Lors de sa mise en marché, la nouvelle pellicule devrait être vendue à un prix légèrement supérieur aux films d’emballage actuellement disponibles. La professeure Lacroix ajoute qu’avec le temps, celui-ci ne pourra que diminuer comme l’a fait celui des produits faits avec du polylactique acide, un polymère produit par fermentation qui sert à fabriquer des contenants de yogourt et des bouteilles de shampoing.
«Au début, ces produits coûtaient très chez à produire. Mais on a développé des technologies qui ont permis de le faire à moindre coût. Il faut donc aller de l’avant, regarder ce qui peut être fait, développer des films et par la suite, travailler en équipe avec des gens qui sont des experts dans le domaine industriel pour essayer de réduire les coûts de production.»
À quel moment la nouvelle pellicule pourrait être lancée sur le marché? Il semble qu’il faudra attendre.

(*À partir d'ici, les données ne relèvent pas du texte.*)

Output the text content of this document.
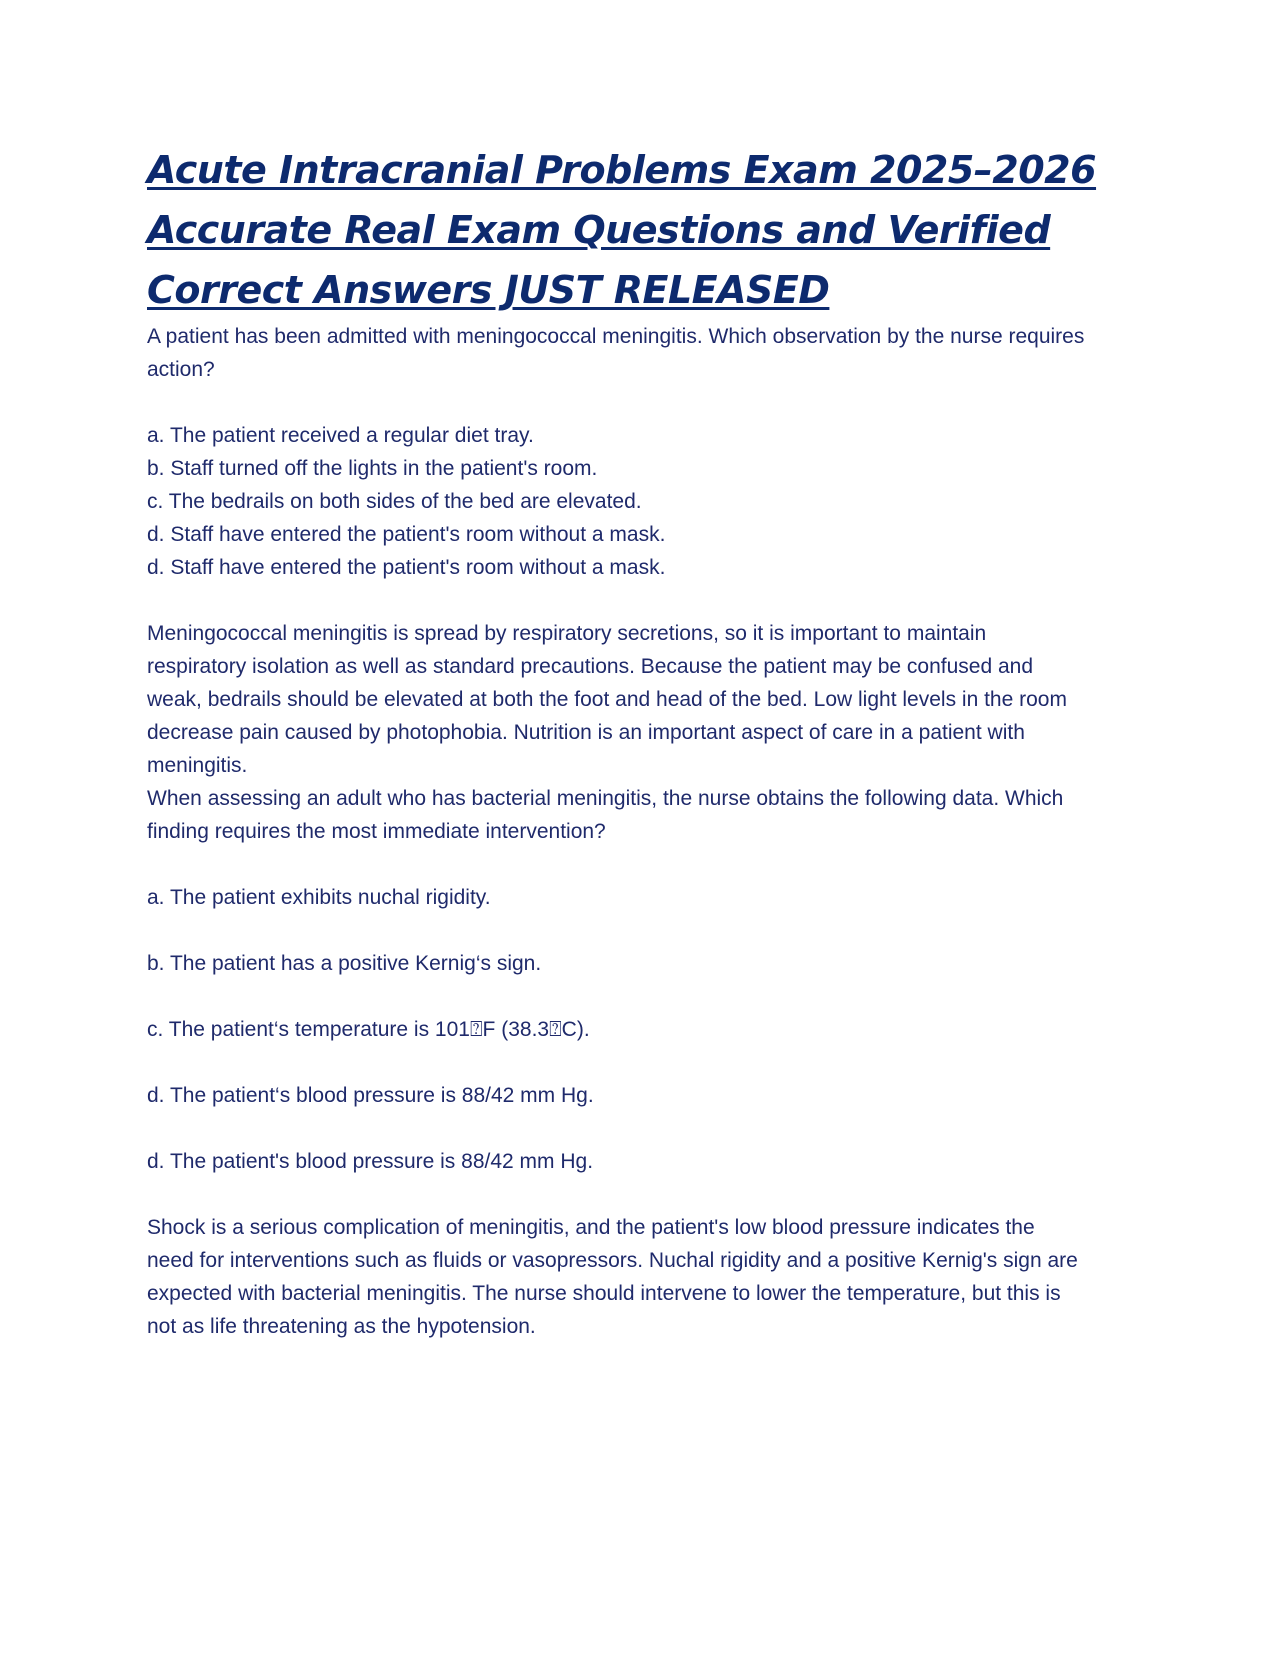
Acute Intracranial Problems Exam 2025–2026
Accurate Real Exam Questions and Verified
Correct Answers JUST RELEASED

A patient has been admitted with meningococcal meningitis. Which observation by the nurse requires action?

a. The patient received a regular diet tray.
b. Staff turned off the lights in the patient's room.
c. The bedrails on both sides of the bed are elevated.
d. Staff have entered the patient's room without a mask.
d. Staff have entered the patient's room without a mask.

Meningococcal meningitis is spread by respiratory secretions, so it is important to maintain respiratory isolation as well as standard precautions. Because the patient may be confused and weak, bedrails should be elevated at both the foot and head of the bed. Low light levels in the room decrease pain caused by photophobia. Nutrition is an important aspect of care in a patient with meningitis.

When assessing an adult who has bacterial meningitis, the nurse obtains the following data. Which finding requires the most immediate intervention?

a. The patient exhibits nuchal rigidity.
b. The patient has a positive Kernig‘s sign.
c. The patient‘s temperature is 101⍰F (38.3⍰C).
d. The patient‘s blood pressure is 88/42 mm Hg.
d. The patient's blood pressure is 88/42 mm Hg.

Shock is a serious complication of meningitis, and the patient's low blood pressure indicates the need for interventions such as fluids or vasopressors. Nuchal rigidity and a positive Kernig's sign are expected with bacterial meningitis. The nurse should intervene to lower the temperature, but this is not as life threatening as the hypotension.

La professeure de l’INRS a indiqué que ce qui manquait actuellement était des associations avec des industries fabriquant des produits d’emballage. Plusieurs attendraient de voir les produits qui seront développés avant d’investir.
«C’est important de travailler en collaboration avec des industriels. D’abord pour utiliser les méthodes de production qu’eux utilisent, mais aussi pour adapter les technologies pour aller de l’avant.»